The U.S. stock market is not the only thing that’s gotten overheated in the last few years. Exuberance over U.S. energy output has hit a record high as natural gas production has reached its all-time peak, and oil production nears highs not seen in 47 years. Thanks to the so-called “shale revolution” (tapping previously inaccessible fossil fuels in shale rock deposits through the use of hydraulic fracturing and horizontal drilling technologies), the U.S. government has green-lighted liquefied natural gas export terminals and pipelines and lifted the ban on oil exports.
All mineral resources are technically ‘finite’. Using markets to determine their price and availability, instead of politics, is a good thing. I’ve lost track of how many flawed predictions the Poobahs of Finitude and the Sisters of Malthus have made in the last 50 years concerning resources, prices, etc, but it’s a long, long list.
Mr Miller can make his prognostications to his heart’s content, and invest and spend based on them, but leave the rest of us alone so that when he is wrong, he’s only harmed himself, instead of everyone law based on his ideas would harm, by law.
So you agree with the optimistic projections from EIA of oil and gas that we can keep drilling and not have to worry about it running out?
And that continuing to throw more carbon into the atmosphere is nothing to worry about?
I don’t claim to necessarily agree with their predictions, but I do know I’ll get better performance, from folks who’ll lose their own shirts by making mistakes, private buisness, than I will from those who just lose someone else’s, govt planners.
The flipside is I oppose all subsidies to every player, from solar to wind, from natural gas to coal, from biodiesel to ethanol. Let failure fail and let the market sort it out.
As for the CO2, yes, no problem for a variety of reasons from temperature histories in this and previous interglacials, to sensitivities which cannot be net positive in magnitude or else we’d already be Venus, and have been so for a long, long time. Net positive feedbacks are not stable.
You do know that this pure “free market” of yours is a totally fake concept, don’t you? The is not, and never will be, your Ayn-Randian, “free market”, because any attempt at instituting such a thing would be highly unstable and result in the rapid collapse of all resources, wealth and power in a handful of hyper-powerful individuals.

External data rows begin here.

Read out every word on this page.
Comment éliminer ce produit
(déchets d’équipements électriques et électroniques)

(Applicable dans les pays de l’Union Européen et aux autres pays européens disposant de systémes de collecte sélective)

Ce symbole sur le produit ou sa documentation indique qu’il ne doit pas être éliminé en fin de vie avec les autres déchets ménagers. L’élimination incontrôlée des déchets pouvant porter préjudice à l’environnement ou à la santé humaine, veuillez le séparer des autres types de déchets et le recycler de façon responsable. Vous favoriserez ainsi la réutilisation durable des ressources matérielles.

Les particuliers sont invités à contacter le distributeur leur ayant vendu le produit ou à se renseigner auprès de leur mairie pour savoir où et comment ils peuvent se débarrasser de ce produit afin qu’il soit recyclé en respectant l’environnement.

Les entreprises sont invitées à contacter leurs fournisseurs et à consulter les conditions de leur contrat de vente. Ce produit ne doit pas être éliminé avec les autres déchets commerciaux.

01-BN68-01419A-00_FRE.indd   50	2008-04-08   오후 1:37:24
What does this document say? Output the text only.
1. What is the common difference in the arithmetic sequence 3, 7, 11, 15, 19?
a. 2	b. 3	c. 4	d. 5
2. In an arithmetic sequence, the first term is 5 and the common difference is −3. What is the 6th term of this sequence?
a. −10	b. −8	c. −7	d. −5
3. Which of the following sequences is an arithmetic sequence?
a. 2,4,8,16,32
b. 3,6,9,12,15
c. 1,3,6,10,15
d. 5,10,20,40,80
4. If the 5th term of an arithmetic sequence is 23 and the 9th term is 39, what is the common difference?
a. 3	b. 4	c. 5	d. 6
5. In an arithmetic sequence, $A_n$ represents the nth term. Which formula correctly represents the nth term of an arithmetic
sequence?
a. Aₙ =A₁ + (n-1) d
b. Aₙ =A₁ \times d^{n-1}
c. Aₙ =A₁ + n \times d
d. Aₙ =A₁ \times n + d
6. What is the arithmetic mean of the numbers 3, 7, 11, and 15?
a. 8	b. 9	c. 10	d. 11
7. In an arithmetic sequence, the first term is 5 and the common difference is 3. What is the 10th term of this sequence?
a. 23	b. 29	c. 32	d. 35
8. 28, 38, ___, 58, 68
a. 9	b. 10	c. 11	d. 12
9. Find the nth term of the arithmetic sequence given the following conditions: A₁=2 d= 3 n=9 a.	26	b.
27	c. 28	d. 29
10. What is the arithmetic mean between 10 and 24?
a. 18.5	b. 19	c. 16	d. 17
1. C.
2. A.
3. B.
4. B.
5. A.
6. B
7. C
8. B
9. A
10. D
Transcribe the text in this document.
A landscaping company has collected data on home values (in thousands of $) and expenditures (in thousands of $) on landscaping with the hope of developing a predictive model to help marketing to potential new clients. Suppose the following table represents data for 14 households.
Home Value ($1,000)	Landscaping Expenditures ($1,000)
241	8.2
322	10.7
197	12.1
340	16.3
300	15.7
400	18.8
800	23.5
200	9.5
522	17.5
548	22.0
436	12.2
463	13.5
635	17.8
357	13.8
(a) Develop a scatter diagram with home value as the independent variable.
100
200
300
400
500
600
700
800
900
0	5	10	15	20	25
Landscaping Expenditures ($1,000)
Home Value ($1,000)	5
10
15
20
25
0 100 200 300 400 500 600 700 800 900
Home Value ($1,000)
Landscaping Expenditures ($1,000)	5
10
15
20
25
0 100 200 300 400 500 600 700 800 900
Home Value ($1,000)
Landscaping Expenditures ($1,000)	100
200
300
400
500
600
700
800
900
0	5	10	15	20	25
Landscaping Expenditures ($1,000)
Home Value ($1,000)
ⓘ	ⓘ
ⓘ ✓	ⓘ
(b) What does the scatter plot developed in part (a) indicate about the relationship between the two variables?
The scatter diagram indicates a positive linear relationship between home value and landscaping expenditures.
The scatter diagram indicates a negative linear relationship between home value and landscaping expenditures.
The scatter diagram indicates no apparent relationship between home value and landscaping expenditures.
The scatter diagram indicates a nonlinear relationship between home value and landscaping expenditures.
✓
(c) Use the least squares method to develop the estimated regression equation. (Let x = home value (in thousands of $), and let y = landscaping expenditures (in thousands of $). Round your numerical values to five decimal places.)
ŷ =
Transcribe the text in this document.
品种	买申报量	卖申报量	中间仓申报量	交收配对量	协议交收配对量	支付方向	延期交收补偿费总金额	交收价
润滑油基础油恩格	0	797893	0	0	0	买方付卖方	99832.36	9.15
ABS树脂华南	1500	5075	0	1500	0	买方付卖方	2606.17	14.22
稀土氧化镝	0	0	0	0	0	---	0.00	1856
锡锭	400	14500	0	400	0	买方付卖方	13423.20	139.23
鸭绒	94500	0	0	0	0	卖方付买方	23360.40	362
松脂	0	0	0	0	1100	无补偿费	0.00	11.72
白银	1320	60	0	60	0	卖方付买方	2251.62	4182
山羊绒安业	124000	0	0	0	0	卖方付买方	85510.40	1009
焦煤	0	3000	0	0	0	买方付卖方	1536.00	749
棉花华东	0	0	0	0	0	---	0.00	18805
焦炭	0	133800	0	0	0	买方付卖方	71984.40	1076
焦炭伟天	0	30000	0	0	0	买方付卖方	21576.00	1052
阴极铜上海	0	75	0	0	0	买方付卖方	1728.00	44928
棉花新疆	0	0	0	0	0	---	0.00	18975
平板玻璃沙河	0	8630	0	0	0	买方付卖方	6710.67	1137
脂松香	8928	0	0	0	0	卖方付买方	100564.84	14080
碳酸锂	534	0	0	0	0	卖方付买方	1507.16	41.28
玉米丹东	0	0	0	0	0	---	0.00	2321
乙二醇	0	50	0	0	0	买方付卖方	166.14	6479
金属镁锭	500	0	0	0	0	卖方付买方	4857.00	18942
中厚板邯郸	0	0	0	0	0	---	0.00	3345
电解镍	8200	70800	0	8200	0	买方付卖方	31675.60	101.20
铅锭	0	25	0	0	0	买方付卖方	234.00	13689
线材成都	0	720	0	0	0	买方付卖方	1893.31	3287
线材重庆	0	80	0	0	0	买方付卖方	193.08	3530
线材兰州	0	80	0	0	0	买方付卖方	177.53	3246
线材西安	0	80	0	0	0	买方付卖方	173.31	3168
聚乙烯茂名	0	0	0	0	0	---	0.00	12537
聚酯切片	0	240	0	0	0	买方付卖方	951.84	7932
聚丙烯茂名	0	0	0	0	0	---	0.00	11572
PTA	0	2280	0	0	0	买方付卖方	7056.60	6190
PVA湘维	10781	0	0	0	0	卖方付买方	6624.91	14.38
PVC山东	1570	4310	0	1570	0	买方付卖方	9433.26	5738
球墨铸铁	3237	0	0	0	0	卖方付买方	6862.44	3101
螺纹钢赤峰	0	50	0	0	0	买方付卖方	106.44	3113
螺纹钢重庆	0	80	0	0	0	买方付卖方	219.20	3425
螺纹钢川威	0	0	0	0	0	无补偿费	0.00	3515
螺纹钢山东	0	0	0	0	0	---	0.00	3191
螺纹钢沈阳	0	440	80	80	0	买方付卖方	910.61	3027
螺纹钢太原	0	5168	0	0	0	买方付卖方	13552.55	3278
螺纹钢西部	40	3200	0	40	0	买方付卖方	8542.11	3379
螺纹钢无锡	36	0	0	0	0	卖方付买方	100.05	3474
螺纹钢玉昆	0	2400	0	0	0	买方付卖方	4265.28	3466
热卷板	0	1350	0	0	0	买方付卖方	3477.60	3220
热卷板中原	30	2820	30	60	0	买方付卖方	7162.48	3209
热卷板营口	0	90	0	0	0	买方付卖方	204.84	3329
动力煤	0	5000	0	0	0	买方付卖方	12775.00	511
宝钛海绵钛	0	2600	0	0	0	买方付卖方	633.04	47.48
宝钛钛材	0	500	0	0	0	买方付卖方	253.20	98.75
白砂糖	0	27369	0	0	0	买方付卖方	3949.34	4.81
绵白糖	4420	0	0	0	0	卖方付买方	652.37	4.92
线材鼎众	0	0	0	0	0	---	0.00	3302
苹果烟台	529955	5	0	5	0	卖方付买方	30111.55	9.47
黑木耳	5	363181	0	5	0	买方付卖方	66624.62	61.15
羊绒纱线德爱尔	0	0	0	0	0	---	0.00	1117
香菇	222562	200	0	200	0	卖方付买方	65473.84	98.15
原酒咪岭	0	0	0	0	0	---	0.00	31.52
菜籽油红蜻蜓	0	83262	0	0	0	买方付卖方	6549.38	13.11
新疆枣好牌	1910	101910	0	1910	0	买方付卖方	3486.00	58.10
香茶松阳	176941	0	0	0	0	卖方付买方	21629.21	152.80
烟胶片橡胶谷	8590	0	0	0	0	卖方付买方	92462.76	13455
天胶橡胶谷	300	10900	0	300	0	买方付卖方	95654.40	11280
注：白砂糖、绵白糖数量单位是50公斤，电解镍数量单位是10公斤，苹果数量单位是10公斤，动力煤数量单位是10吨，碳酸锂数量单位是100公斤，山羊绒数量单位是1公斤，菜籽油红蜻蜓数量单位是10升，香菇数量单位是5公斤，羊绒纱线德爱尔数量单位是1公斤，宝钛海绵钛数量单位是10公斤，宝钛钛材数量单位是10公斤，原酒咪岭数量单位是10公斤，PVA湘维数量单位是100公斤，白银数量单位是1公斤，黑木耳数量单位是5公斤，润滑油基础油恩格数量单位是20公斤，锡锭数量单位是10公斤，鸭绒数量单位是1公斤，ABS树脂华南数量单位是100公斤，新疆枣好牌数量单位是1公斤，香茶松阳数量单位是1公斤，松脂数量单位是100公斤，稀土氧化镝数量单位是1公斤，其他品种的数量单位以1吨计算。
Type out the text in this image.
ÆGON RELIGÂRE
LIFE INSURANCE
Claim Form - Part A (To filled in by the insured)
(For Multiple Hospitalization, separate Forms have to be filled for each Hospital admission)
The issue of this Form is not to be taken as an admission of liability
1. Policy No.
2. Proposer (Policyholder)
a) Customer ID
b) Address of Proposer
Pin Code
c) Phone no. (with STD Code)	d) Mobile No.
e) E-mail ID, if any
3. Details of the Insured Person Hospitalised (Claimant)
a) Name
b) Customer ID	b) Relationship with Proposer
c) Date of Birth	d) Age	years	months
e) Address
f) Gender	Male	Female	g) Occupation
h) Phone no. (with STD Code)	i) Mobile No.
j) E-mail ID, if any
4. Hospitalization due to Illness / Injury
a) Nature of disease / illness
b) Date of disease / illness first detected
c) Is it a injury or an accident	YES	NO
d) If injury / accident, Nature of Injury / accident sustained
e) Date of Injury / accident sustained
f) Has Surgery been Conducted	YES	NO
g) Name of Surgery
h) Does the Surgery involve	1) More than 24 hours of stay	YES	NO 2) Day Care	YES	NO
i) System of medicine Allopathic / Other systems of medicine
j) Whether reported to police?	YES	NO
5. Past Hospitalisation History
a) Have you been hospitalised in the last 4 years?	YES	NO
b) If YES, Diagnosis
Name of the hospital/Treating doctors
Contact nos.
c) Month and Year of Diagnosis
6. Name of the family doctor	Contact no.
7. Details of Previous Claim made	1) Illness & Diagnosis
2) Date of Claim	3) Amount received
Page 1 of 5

So real markets have to be controlled, and the question becomes; should they be controlled by, and for the benefit of Jeff Bezos or the Koch Brothers and their friends, or should they be controlled through democratic means through a democratic government for the benefit of the earth’s billions of humans?
The scary thing is not that these graphs are optimistic, but that they, the teratons of carbon releases they depict, are likely accurate or more likely pessimistic as past peak-oil predictions have been.
We can only wish these resources do peak and decline faster than the graphs depict, but wishing is not good course of action.